Les Genevois ont décidé de ménager leurs contribuables aisés. Dimanche, ils ont donc jeté aux orties les deux initiatives fiscales visant à taxer davantage les plus nantis. La première, qui exigeait la suppression du rabais d'impôts linéaire de 12% voté en 1999 par les Genevois, a été rejetée par 58,7% des citoyens. La seconde, pour l'introduction d'un impôt temporaire de solidarité à la charge des contribuables dont la fortune dépasse 1,5 million, a essuyé un échec plus cinglant encore: 64% des Genevois l'ont balayée.
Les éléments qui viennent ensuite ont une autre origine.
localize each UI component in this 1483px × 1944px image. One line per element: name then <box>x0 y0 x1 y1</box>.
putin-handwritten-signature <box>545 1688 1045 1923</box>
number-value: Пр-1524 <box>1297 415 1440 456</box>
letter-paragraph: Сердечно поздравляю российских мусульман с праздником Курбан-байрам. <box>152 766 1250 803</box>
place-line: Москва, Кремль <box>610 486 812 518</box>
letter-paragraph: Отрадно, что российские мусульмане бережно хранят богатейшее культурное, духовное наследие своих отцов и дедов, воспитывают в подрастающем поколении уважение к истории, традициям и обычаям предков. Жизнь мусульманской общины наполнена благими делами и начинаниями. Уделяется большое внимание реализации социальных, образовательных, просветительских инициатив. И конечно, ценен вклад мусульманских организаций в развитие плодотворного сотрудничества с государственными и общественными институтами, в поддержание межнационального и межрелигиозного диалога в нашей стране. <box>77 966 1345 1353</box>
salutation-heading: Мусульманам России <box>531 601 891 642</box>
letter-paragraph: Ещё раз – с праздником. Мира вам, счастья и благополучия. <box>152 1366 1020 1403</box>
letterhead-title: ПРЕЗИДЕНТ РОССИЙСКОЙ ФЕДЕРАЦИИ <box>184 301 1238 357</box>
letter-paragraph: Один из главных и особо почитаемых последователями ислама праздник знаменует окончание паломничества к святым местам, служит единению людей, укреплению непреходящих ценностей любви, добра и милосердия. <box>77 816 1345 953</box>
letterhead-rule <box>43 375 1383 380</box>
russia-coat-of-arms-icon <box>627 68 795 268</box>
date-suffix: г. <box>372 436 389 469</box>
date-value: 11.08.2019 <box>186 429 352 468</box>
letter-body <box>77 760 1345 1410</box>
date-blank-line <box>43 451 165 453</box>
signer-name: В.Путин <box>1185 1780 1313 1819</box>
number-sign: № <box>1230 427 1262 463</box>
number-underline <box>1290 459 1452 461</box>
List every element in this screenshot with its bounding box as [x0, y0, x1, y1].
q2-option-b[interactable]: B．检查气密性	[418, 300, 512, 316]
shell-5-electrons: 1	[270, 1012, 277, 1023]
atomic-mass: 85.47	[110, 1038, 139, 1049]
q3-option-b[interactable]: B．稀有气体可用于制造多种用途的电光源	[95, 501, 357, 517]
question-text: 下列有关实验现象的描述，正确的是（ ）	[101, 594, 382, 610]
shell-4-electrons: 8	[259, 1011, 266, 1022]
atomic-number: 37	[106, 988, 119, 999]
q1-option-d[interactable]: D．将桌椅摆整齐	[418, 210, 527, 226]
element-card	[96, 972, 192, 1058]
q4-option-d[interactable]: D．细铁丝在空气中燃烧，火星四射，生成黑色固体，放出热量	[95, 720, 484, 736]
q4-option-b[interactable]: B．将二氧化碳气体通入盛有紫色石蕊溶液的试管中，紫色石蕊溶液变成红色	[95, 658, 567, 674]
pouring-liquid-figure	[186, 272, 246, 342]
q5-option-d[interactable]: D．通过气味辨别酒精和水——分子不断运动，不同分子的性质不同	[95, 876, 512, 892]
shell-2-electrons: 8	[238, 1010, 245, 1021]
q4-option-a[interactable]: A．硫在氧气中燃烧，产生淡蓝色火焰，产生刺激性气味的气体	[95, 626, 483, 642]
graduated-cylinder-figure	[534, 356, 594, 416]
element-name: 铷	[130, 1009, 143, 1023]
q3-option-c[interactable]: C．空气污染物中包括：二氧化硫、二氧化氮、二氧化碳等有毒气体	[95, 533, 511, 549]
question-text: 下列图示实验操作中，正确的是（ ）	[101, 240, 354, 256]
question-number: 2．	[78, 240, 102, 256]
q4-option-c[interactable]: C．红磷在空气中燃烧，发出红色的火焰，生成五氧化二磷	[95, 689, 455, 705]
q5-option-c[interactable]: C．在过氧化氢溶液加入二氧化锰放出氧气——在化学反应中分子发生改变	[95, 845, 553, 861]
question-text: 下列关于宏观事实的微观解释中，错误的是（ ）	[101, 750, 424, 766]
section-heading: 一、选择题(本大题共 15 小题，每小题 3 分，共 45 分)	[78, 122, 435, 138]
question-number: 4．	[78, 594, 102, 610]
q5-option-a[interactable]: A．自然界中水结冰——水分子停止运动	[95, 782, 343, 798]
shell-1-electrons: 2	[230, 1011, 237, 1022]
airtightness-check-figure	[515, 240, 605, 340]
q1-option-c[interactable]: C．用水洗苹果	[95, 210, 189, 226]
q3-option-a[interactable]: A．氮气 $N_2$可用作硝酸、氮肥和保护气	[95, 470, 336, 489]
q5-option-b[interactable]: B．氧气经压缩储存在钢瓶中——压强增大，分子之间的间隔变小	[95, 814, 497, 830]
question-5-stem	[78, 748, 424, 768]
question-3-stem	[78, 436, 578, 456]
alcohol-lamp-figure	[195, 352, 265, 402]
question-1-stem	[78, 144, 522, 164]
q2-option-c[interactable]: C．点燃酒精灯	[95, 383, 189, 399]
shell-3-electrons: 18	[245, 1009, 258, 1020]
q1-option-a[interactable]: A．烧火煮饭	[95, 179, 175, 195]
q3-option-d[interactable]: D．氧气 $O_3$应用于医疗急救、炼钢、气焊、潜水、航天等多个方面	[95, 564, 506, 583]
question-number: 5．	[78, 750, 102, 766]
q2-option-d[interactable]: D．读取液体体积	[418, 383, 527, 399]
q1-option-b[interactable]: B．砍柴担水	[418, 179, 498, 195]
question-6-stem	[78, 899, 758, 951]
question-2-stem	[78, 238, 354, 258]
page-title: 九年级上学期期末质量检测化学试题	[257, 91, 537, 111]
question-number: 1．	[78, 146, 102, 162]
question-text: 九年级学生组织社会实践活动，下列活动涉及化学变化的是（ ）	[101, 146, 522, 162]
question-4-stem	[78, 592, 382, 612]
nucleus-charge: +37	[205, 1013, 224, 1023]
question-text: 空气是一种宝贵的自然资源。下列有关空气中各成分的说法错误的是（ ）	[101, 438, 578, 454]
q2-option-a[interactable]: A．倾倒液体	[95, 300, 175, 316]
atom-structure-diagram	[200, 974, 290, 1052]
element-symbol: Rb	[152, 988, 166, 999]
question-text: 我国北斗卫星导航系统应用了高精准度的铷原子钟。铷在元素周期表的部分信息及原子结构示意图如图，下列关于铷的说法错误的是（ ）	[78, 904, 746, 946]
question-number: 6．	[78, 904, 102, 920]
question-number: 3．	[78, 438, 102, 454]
Ce résultat était attendu: le contexte national actuel, où la tendance est aux baisses d'impôts, ne plaidait guère en faveur de la victoire des initiants de gauche. D'autant que la classe moyenne était elle aussi visée par la première initiative.

«Les gens ont vu le danger»

Pour le grand argentier du canton, le Vert David Hiler, c'est un soulagement. Le Conseil d'Etat de centre gauche combattait les deux initiatives: «Dans la situation financière actuelle, la première était inutile. Nous avons présenté d'excellents comptes 2006, l'exercice 2007 sera meilleur encore, et le budget 2008 est revenu à l'équilibre», argumente le ministre. Qui est encore plus satisfait du rejet de la seconde initiative: «Elle aurait eu des impacts négatifs sur les recettes fiscales du canton.»

Il faut dire que le Conseil d'Etat n'a pas vraiment eu besoin de faire campagne: la Chambre de commerce, d'industrie et des services de Genève (CCIG) s'en est amplement chargée. Ses encarts publicitaires quotidiens et sa brochure intitulée «Les Genevois paient deux fois plus d'impôts que la moyenne suisse» ont porté leurs fruits. Le directeur de la CCIG, le député radical Jacques Jeannerat, s'en réjouit: «Les gens ont bien compris le danger de ces initiatives, ils ont craint l'exil des plus fortunés. On a besoin de moyens pour financer le système social dont bénéficient les personnes aux revenus modestes.»

Directeur de la Fédération des entreprises romandes, Blaise Matthey est également «très satisfait» du résultat: «Une fois de plus, le peuple a fait preuve de sagesse.»

«La réforme de l'Etat prime»

Du côté des défenseurs des initiatives, on ne s'avoue pas vaincu pour autant. Membre d'A gauche toute!, Magali Orsini souligne que près de 40% des Genevois ont voté pour l'impôt de solidarité sur les grandes fortunes: «Vu les moyens dont nous disposions pour faire campagne, et face aux arguments mensongers de nos adversaires, nous sommes agréablement surpris.»

Pour le président des Verts, Antonio Hodgers, «les gens ne sont pas encore prêts à hausser les impôts car ils veulent donner une chance à la réforme de l'Etat qui est en cours.» Quant au Parti socialiste, il déclarait dimanche sa «déception relative» dans un communiqué. «Ce rejet n'est pas aussi massif que les détracteurs des initiatives voulaient le laisser croire. Et cela montre que la justice fiscale est encore loin d'être gagnée. Mais le combat continue.»

Car une autre lutte fiscale, fédérale cette fois, s'est engagée: le 24 février, les Suisses se prononceront sur la réforme de l'imposition des entreprises, combattue par la gauche.